Stablecoin demand remained neutral in Asia
Excessive buying demand tends to pressure the indicator above fair value at 100% and during bearish markets, the stablecoin’s market offer is flooded, causing a 4% or higher discount.
Currently, the USDC premium stands at 100.8%, flat versus the previous week. Therefore, despite the 24% drop in total cryptocurrency market capitalization, no panic selling came from Asian retail investors.
However, this data should not be considered bullish, as the USDC buying pressure indicates traders seek shelter in stablecoins.
Few leverage buyers are using futures markets
Perpetual contracts, also known as inverse swaps, have an embedded rate usually charged every eight hours. Exchanges use this fee to avoid exchange risk imbalances.
A positive funding rate indicates that longs (buyers) demand more leverage. However, the opposite situation occurs when shorts (sellers) require additional leverage, causing the funding rate to turn negative.
As depicted above, the 7-day funding rate is slightly negative for the two largest cryptocurrencies and the data points to an excessive demand for shorts (sellers).
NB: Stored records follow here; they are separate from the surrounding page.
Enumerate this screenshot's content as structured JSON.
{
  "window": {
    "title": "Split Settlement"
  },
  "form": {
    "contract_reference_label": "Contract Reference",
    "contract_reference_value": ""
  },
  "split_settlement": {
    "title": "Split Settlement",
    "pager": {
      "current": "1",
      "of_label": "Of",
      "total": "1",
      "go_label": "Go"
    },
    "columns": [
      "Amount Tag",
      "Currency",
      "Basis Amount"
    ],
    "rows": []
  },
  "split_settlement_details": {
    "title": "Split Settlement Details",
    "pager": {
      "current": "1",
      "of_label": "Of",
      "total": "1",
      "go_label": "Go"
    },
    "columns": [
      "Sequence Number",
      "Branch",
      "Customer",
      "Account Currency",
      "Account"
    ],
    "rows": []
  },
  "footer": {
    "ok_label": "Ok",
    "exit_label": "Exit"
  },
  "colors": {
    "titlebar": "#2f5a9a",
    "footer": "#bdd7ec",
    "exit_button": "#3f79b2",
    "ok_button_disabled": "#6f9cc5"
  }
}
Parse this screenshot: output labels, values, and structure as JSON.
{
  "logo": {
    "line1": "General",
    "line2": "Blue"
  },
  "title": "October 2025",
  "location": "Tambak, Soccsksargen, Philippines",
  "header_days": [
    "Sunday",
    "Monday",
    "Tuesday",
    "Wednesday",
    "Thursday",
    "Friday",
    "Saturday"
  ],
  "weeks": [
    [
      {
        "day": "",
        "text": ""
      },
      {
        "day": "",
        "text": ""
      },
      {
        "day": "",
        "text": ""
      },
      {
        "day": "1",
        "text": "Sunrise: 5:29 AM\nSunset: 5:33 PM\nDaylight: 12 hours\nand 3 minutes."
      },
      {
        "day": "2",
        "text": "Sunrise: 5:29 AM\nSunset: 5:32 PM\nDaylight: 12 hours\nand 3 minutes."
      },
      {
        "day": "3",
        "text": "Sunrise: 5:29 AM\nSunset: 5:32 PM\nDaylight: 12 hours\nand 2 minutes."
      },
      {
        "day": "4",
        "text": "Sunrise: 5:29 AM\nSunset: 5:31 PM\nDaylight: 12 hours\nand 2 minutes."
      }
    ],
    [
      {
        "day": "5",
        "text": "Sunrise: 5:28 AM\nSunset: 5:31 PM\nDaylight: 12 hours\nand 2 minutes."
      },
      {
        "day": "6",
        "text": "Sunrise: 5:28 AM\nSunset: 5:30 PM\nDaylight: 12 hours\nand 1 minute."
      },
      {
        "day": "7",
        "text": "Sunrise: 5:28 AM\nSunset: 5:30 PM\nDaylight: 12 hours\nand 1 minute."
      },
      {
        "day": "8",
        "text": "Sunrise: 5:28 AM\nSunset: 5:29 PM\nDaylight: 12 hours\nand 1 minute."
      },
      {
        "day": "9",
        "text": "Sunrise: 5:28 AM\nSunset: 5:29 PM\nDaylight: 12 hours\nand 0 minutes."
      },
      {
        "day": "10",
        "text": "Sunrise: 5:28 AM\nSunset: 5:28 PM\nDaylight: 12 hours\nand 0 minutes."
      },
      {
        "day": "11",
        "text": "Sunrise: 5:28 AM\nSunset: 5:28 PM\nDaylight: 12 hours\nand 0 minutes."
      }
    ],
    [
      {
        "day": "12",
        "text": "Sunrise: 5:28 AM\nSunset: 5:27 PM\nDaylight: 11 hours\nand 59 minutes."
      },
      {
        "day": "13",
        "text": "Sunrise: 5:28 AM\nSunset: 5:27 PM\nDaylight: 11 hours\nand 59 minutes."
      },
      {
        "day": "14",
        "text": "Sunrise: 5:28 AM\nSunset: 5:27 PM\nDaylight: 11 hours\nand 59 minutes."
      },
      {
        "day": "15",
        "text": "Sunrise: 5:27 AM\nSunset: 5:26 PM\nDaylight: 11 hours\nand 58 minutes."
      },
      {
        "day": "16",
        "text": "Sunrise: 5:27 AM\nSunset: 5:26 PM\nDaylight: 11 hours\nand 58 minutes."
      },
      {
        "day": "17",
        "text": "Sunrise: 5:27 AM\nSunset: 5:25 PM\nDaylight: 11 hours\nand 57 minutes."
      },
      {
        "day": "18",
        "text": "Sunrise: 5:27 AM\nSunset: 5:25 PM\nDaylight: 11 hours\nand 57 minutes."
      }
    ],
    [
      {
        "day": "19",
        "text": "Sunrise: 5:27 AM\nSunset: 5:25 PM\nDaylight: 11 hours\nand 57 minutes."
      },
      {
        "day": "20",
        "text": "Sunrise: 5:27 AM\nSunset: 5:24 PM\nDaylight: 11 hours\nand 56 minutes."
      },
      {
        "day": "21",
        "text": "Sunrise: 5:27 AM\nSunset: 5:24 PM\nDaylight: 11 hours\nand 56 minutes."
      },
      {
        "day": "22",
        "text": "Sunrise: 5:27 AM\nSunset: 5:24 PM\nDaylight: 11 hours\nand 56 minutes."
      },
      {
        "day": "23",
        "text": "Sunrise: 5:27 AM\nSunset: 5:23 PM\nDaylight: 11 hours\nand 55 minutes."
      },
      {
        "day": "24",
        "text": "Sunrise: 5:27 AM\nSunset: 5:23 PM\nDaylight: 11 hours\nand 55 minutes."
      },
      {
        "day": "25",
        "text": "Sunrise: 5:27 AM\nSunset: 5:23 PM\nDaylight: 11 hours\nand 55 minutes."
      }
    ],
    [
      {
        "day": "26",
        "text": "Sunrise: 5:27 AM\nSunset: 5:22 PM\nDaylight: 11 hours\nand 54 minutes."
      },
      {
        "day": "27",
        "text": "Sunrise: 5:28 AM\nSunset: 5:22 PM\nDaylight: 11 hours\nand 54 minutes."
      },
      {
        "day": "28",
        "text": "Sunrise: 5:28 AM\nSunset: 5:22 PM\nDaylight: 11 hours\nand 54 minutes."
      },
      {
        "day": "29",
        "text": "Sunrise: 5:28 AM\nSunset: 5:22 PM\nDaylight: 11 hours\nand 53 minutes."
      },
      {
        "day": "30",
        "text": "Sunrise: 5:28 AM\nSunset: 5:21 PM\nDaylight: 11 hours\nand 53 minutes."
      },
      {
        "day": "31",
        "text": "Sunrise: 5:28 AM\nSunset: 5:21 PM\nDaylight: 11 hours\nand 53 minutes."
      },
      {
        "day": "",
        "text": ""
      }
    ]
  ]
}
Even though there is a 0.40% weekly cost to maintain open positions, it is not worrisome.
Traders should also analyze the options markets to understand whether whales and arbitrage desks have placed higher bets on bullish or bearish strategies.
The options put/call ratio points to worsening sentiment
Traders can gauge the overall sentiment of the market by measuring whether more activity is going through call (buy) options or put (sell) options. Generally speaking, call options are used for bullish strategies, whereas put options are for bearish ones.
A 0.70 put-to-call ratio indicates that put options open interest lag the more bullish calls by 30% and is therefore bullish. In contrast, a 1.20 indicator favors put options by 20%, which can be deemed bearish.
As Bitcoin price broke below $18,500 on Nov. 8, investors rushed to seek downside protection. As a result, the put-to-call ratio subsequently increased to 0.65. Still, the Bitcoin options market remains more strongly populated by neutral-to-bearish strategies, as the current 0.63 level indicates.
Combining the absence of stablecoin demand in Asia and negatively skewed perpetual contract premiums, it becomes evident that traders are not comfortable that the $850 billion market capitalization support will hold in the near term.